Artogether believes that while single workshops might give teachers a glimpse of the power of drama and dance, ongoing training courses are needed to help teachers gain the skills to bring the arts into their classrooms. An additional challenge is that many of the tenants of arts education—such as the ability to listen, compromise, and work collaboratively—are concepts that aren’t a part of China’s traditional school system.
“[In drama] there is no certain answer, which isn’t like our education system, where we tell students the answer," says Su. “In drama, we find the answer together.” He explains that though traditional arts such as drawing and music might be taught in Chinese schools, the emphasis is on practicing the skills rather than “seeing creative things happen.”
Su and his colleague Lynn Zhang have created and delivered a series of overnight camps for children and their parents that immerse young people in creative activities such as role-play and movement. They are working on developing training courses and workshops for teachers, as a well as a site-specific performance for young audiences in the coming year.
During my time in China, I delivered a two-day workshop for twenty-seven participants with the help of my translator Lynn. Interestingly, it wasn’t just educators who came to learn about the possibilities of drama education, but office workers, academics, and even parents looking to engage their children in creative pursuits.
Together, we explored games, drama conventions and movement, with a focus on using sources as the basis for dramatic exploration. These sources included the pictures of Harris Burdick, maps, found objects, poetry and stories.
I’ve traveled to over twenty-five countries, and one of my greatest joys when traveling is to learn the traditional stories of a culture. When researching Chinese tales to explore in my workshop, I came across the dramatic and tragic story of Lady Meng Jiang, whose husband died building the Great Wall of China.
Lady Meng Jiang’s story was well known by the workshop participants, but they were both surprised and delighted to explore its intricacies through dance, soundscapes, whole group role-play and more. China, like many countries, is inundated with popular Western stories and teachers often turn to these when creating lessons. “Today I’ve learned that I can use our own stories for creating drama,” said a kindergarten teacher at the end of our session.
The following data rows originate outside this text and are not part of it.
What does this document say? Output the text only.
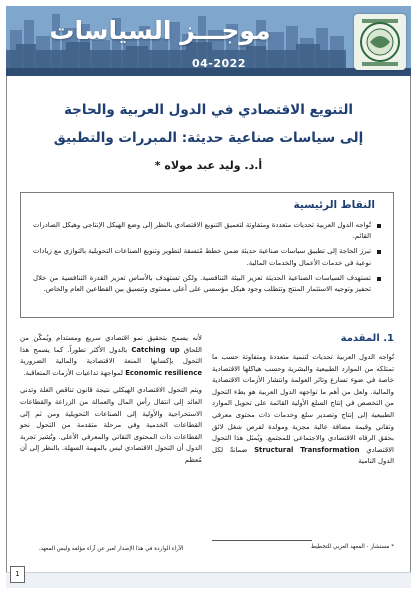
موجـــز السياسات
04-2022
التنويع الاقتصادي في الدول العربية والحاجة
إلى سياسات صناعية حديثة: المبررات والتطبيق
أ.د. وليد عبد مولاه *
النقاط الرئيسية
تُواجه الدول العربية تحديات متعددة ومتفاوتة لتعميق التنويع الاقتصادي بالنظر إلى وضع الهيكل الإنتاجي وهيكل الصادرات القائم.
تبرز الحاجة إلى تطبيق سياسات صناعية حديثة ضمن خطط مُتسقة لتطوير وتنويع الصناعات التحويلية بالتوازي مع زيادات نوعية في خدمات الأعمال والخدمات المالية.
تستهدف السياسات الصناعية الحديثة تعزيز البيئة التنافسية. ولكن تستهدف بالأساس تعزيز القدرة التنافسية من خلال تحفيز وتوجيه الاستثمار المنتج وتتطلب وجود هيكل مؤسسي على أعلى مستوى وتنسيق بين القطاعين العام والخاص.
1. المقدمة

تُواجه الدول العربية تحديات لتنمية متعددة ومتفاوتة حسب ما تمتلكه من الموارد الطبيعية والبشرية وحسب هياكلها الاقتصادية خاصة في ضوء تسارع وتائر العولمة وانتشار الأزمات الاقتصادية والمالية. ولعل من أهم ما تواجهه الدول العربية هو بطء التحول من التخصص في إنتاج السلع الأولية القائمة على تحويل الموارد الطبيعية إلى إنتاج وتصدير سلع وخدمات ذات محتوى معرفي وتقاني وقيمة مضافة عالية مجزية ومولدة لفرص شغل لائق بحقق الرفاه الاقتصادي والاجتماعي للمجتمع. ويُمثل هذا التحول الاقتصادي Structural Transformation ضمانةً لكل الدول النامية

لأنه يسمح بتحقيق نمو اقتصادي سريع ومستدام ويُمكّن من اللحاق Catching up بالدول الأكثر تطوراً. كما يسمح هذا التحول بإكسابها المنعة الاقتصادية والمالية الضرورية Economic resilience لمواجهة تداعيات الأزمات المتعاقبة.

ويتم التحول الاقتصادي الهيكلي نتيجة قانون تناقص الغلة وتدني العائد إلى انتقال رأس المال والعمالة من الزراعة والقطاعات الاستخراجية والأولية إلى الصناعات التحويلية ومن ثم إلى القطاعات الخدمية وفي مرحلة متقدمة من التحول نحو القطاعات ذات المحتوى التقاني والمعرفي الأعلى. وتُشير تجربة الدول أن التحول الاقتصادي ليس بالمهمة السهلة. بالنظر إلى أن مُعظم

* مستشار - المعهد العربي للتخطيط
الآراء الواردة في هذا الإصدار تُعبر عن آراء مؤلفه وليس المعهد.
1
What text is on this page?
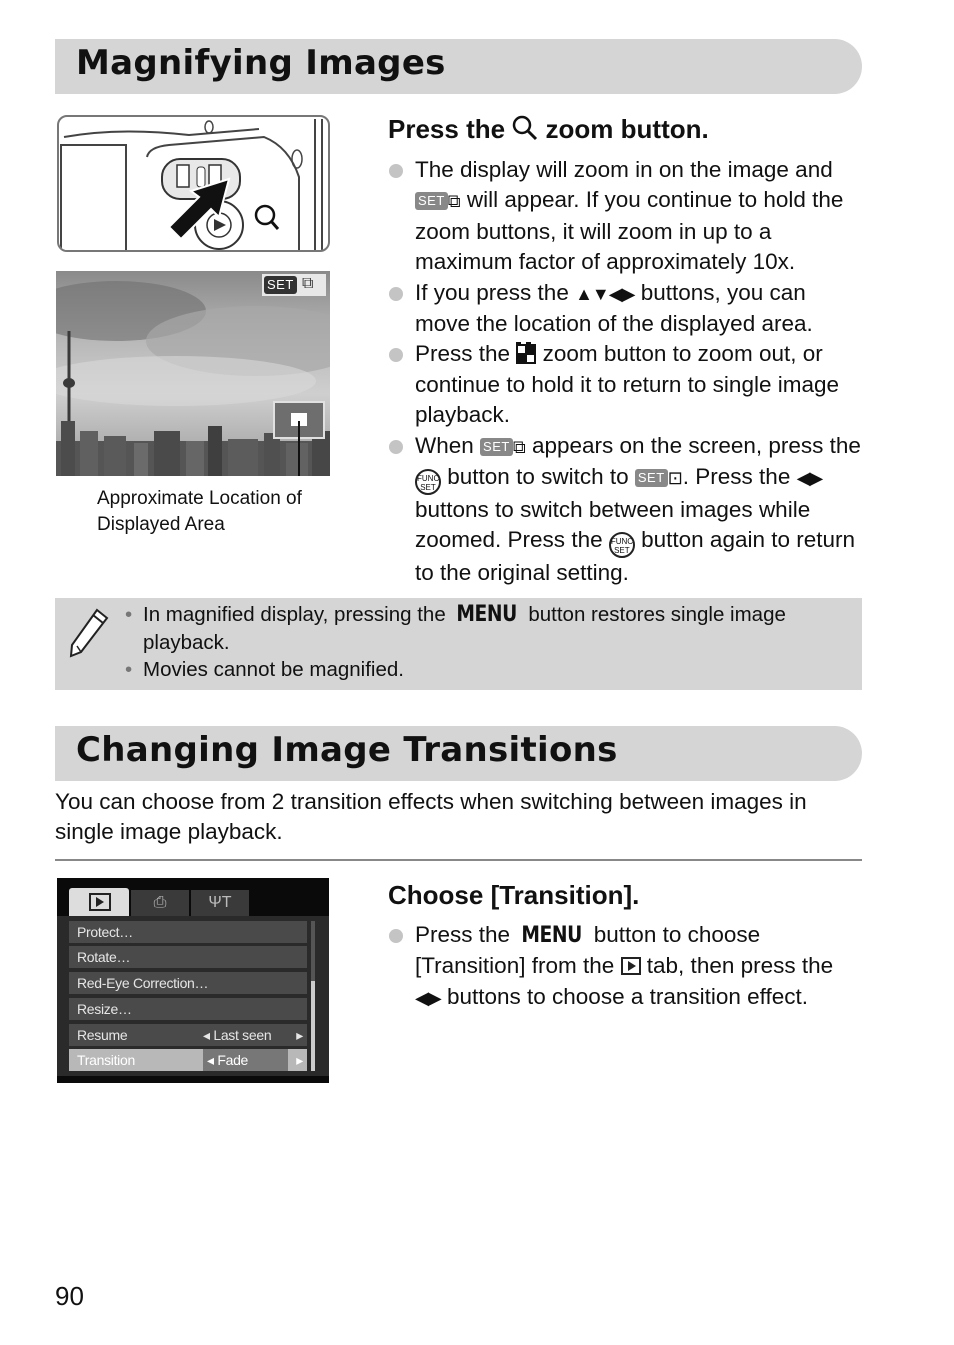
Magnifying Images
SET ⧉

Approximate Location of
Displayed Area

Press the zoom button.
The display will zoom in on the image and SET ⧉ will appear. If you continue to hold the zoom buttons, it will zoom in up to a maximum factor of approximately 10x.
If you press the ▲▼◀▶ buttons, you can move the location of the displayed area.
Press the zoom button to zoom out, or continue to hold it to return to single image playback.
When SET ⧉ appears on the screen, press the FUNC
SET button to switch to SET ⊡. Press the ◀▶ buttons to switch between images while zoomed. Press the FUNC
SET button again to return to the original setting.
• In magnified display, pressing the MENU button restores single image playback.
• Movies cannot be magnified.
Changing Image Transitions

You can choose from 2 transition effects when switching between images in single image playback.

⎙	ΨT
Protect…
Rotate…
Red-Eye Correction…
Resize…
Resume	◂ Last seen ▸
Transition	◂ Fade	▸
Choose [Transition].
Press the MENU button to choose [Transition] from the tab, then press the ◀▶ buttons to choose a transition effect.

90
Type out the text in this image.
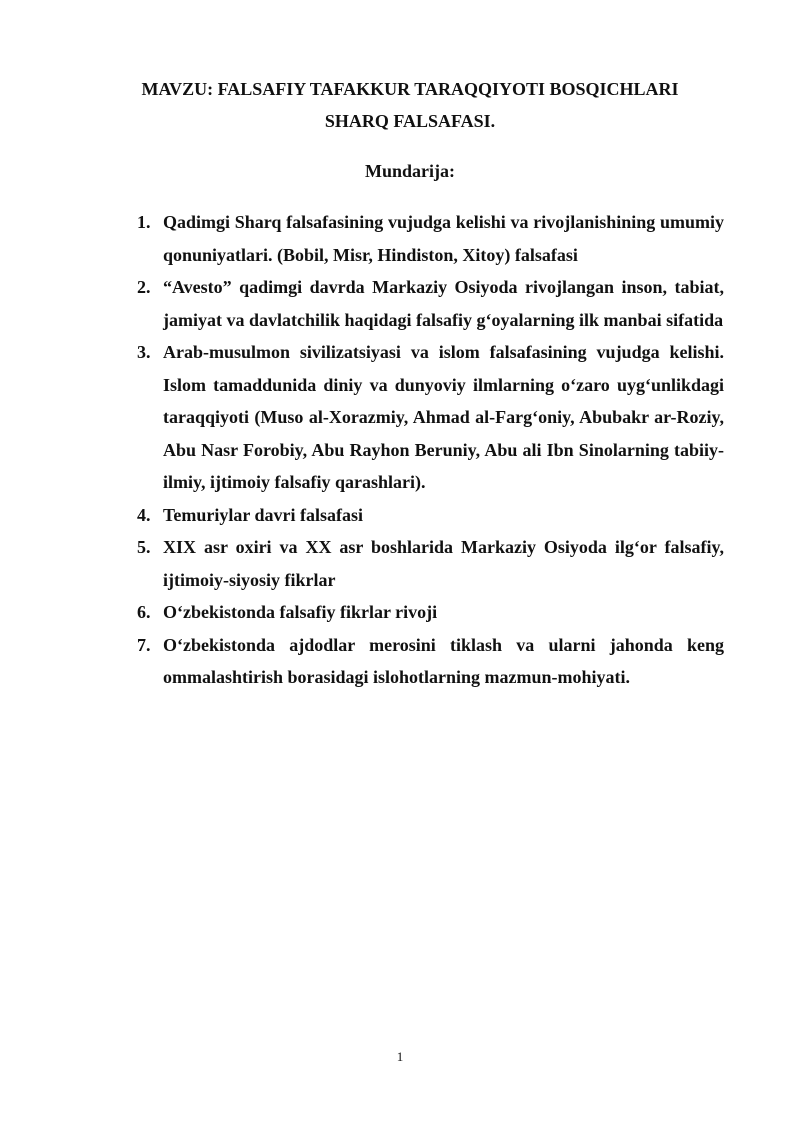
MAVZU: FALSAFIY TAFAKKUR TARAQQIYOTI BOSQICHLARI
SHARQ FALSAFASI.
Mundarija:
1. Qadimgi Sharq falsafasining vujudga kelishi va rivojlanishining umumiy qonuniyatlari. (Bobil, Misr, Hindiston, Xitoy) falsafasi
2. “Avesto” qadimgi davrda Markaziy Osiyoda rivojlangan inson, tabiat, jamiyat va davlatchilik haqidagi falsafiy g‘oyalarning ilk manbai sifatida
3. Arab-musulmon sivilizatsiyasi va islom falsafasining vujudga kelishi. Islom tamaddunida diniy va dunyoviy ilmlarning o‘zaro uyg‘unlikdagi taraqqiyoti (Muso al-Xorazmiy, Ahmad al-Farg‘oniy, Abubakr ar-Roziy, Abu Nasr Forobiy, Abu Rayhon Beruniy, Abu ali Ibn Sinolarning tabiiy-ilmiy, ijtimoiy falsafiy qarashlari).
4. Temuriylar davri falsafasi
5. XIX asr oxiri va XX asr boshlarida Markaziy Osiyoda ilg‘or falsafiy, ijtimoiy-siyosiy fikrlar
6. O‘zbekistonda falsafiy fikrlar rivoji
7. O‘zbekistonda ajdodlar merosini tiklash va ularni jahonda keng ommalashtirish borasidagi islohotlarning mazmun-mohiyati.
1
My time in China confirmed a number of beliefs I hold dear; that there are passionate arts educators across the globe working to create innovative teaching environments; that anyone can be creative when given the freedom to do so; and that the arts hold tremendous power to inspire and connect people despite their differences. Thank you to Fresco Su and Lynn Zhang of Artogether for sharing their inspiring work with me and with CODE.